There is no inspection system either. The students get to design their classroom, and though the curriculum is defined in the primary schools, there is no fixed daily timetable. The teachers and students jointly decide the flow. There are camp schools too – which help teachers teach certain subjects practically. These camp schools are outbound and residential and help students understand theory in a practical setting.
Mathematics, Physics, Biology, Geography, Sustainable Development and so on are taught in these camp schools. It is a joint effort between the Teacher and the Camp school instructor. To get more updates, continue reading our next piece on the Finnish Education System…
Frequently Asked Questions for the Finnish Education System:
1. What makes the Finnish education system so highly regarded worldwide?
The Finnish education system is renowned for its focus on equality, well-trained teachers, minimal standardized testing, student-centred learning, and a holistic approach to education.
2. At what age do children in Finland start school?
In Finland, children typically begin their formal education at seven when they enter primary school, known as “peruskoulu.”
3. How long is compulsory education in Finland?
Compulsory education in Finland lasts for nine years, from seven to sixteen. After that, students can continue their studies in various educational tracks.
4. What is the role of teachers in the Finnish education system?
Finnish teachers are highly trained professionals who have a significant degree of autonomy in the classroom. They are responsible for designing and delivering their curricula and assessments.
5. Is there a lot of homework in the Finnish education system?
No, the Finnish education system emphasizes a balanced workload and minimal homework, focusing on active learning during school hours and allowing students time for other interests and hobbies.
6. How are students assessed in Finland?
Assessment in Finland is based on a holistic approach that includes teacher evaluations, ongoing classroom assessments, and student self-assessment. Standardized testing is limited and not used for ranking schools or students.
7. Do Finnish students have a lot of standardized tests?
No, Finnish students take very few standardized tests. The emphasis is on assessing students’ understanding of the curriculum rather than extensive testing.
8. Is higher education in Finland free for both domestic and international students?
While higher education is tuition-free for domestic and EU/EEA students, non-EU/EEA international students may have to pay tuition fees, although scholarships are available.
9. What is the role of extracurricular activities in Finnish schools?
Extracurricular activities are encouraged but not mandatory. Schools often offer a variety of clubs and activities to enrich students’ lives outside of the classroom.
10. What is the secret behind Finland’s educational success?
Finland’s success can be attributed to many factors, including a highly trained teaching workforce, a focus on child well-being, equitable education policies, and a commitment to lifelong learning.

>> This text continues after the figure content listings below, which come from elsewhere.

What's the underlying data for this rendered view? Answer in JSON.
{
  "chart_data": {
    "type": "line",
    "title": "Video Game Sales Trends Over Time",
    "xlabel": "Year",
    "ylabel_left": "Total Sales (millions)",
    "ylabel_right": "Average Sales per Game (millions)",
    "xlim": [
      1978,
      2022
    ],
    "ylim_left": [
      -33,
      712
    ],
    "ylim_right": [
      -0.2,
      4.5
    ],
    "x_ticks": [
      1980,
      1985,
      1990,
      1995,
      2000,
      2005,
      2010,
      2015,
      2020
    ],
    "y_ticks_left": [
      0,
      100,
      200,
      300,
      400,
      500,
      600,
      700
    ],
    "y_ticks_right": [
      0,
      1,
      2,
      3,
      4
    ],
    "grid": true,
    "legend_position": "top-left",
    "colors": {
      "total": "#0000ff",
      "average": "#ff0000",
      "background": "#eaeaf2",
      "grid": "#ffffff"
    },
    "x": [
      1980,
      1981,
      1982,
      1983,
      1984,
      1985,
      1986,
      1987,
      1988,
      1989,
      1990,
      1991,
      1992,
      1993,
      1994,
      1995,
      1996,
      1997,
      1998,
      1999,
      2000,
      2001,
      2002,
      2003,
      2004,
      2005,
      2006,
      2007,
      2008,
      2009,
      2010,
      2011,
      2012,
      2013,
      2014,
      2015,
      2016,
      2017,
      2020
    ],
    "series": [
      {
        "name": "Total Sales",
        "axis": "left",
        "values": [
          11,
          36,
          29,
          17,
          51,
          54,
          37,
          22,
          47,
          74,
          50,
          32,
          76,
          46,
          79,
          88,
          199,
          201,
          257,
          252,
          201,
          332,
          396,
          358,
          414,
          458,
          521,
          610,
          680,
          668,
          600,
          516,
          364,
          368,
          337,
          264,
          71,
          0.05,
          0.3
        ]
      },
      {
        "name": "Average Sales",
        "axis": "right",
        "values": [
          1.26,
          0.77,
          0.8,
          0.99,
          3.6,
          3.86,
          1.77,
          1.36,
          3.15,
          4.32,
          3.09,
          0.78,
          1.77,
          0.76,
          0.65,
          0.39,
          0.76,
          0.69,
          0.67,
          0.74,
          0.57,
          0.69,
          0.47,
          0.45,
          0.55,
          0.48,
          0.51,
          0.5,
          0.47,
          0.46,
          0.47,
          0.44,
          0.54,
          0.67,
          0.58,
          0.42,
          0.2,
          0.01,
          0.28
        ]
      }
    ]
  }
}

11. Can international students study in Finnish schools or universities?
Yes, Finland welcomes international students at all levels of education. Many universities offer programs in English, and there are exchange opportunities for students from abroad.
12. How does the Finnish education system promote inclusivity and equality?
Finland’s education system promotes inclusivity by providing extra support to students with special needs, ensuring that all students have equal access to high-quality education, regardless of their background or abilities.
These FAQs provide an overview of the critical aspects of the Finnish education system, helping individuals understand why it is highly regarded and how it differs from education systems in other countries.